Latest figures show 4,515 confirmed cases of 2019- NCoV, of which some 976 are considered examples of severe infection. So far, 106 people have died as a result of infection with the new virus. And there are almost 7,000 suspected cases, with some 48,000 people, who were in close contact with confirmed cases, being carefully monitored to see if they develop symptoms.
Common signs of infection with the new coronavirus infection include fever, cough, shortness of breath and breathing difficulties. In more severe cases, infection can cause pneumonia and severe acute respiratory syndrome, at which point the patient requires intensive care.
But an interesting feature has already emerged: unlike most viral infections, the new coronavirus is not affecting the upper respiratory tract. In other words, those affected do not experience a runny, stuffed-up nose, runny eyes or a sore throat.
It looks as if the new microbe preferentially attacks the lower respiratory tract, so that cough, shortness of breath and difficulty breathing are the symptoms to look out for.
Coronaviruses in humans usually spread from an infected person through the air via coughing and sneezing, touching or shaking hands, touching a surface exposed to the virus and then making contact with the eyes, nose or mouth.
It is clear that 2019-NCoV can spread directly from person to person. What remains open to confirmation is whether the new virus can spread during its incubation period – before the newly infected person develops any symptoms.

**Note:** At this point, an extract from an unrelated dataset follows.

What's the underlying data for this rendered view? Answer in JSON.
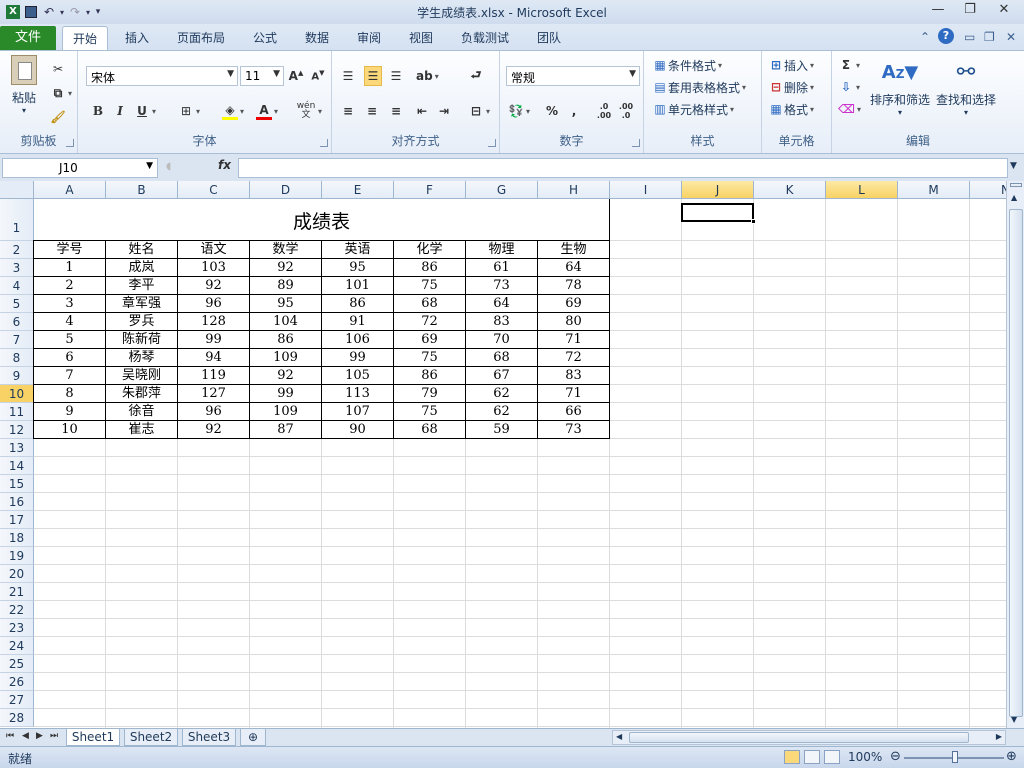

What isn’t in doubt is the significant jump in cases that has occurred in recent days. In China, some 1,771 cases were added, while the number of deaths increased by 26 to 106. This trend is likely to continue in the short term.
And the first confirmed case in Germany is significant from a transmission perspective: the patient has no history of travel to China, but was in contact with a Chinese colleague in Germany. It is the first case of transmission occurring on the European continent.
As you would expect with an emerging infectious disease a number of key questions remain to be answered:
Will it be possible to largely contain the virus within China?
That’s very difficult to answer at this point. Some experts have expressed the view that the more we learn about 2019-NCoV, the greater the possibility that transmission will not be able to be controlled with public health measures. Agencies such as our own Health Protection Surveillance Centre (HPSC) need to plan for the possibility that the virus won’t be geographically containable.
How long between when someone gets infected and when they develop symptoms (the incubation period)?
Research published by scientists in China estimate the incubation period to be between four and five days. And a paper published last Friday in The Lancet, estimated the incubation period in a cluster of six family members to be three to six days. This would explain why a number of travellers who have imported the virus into other countries only realised they were sick a day or two after getting to their destination.
How lethal is the new infection?
Although the numbers are relatively small in statistical terms, it seems that 2019-NCoV could be causing serious illness in a significant number of those infected. Figures from China suggest about 17 per cent of total cases were severely ill. The death rate is running at 3 per cent. But it is too early to draw conclusions about the lethality of the virus.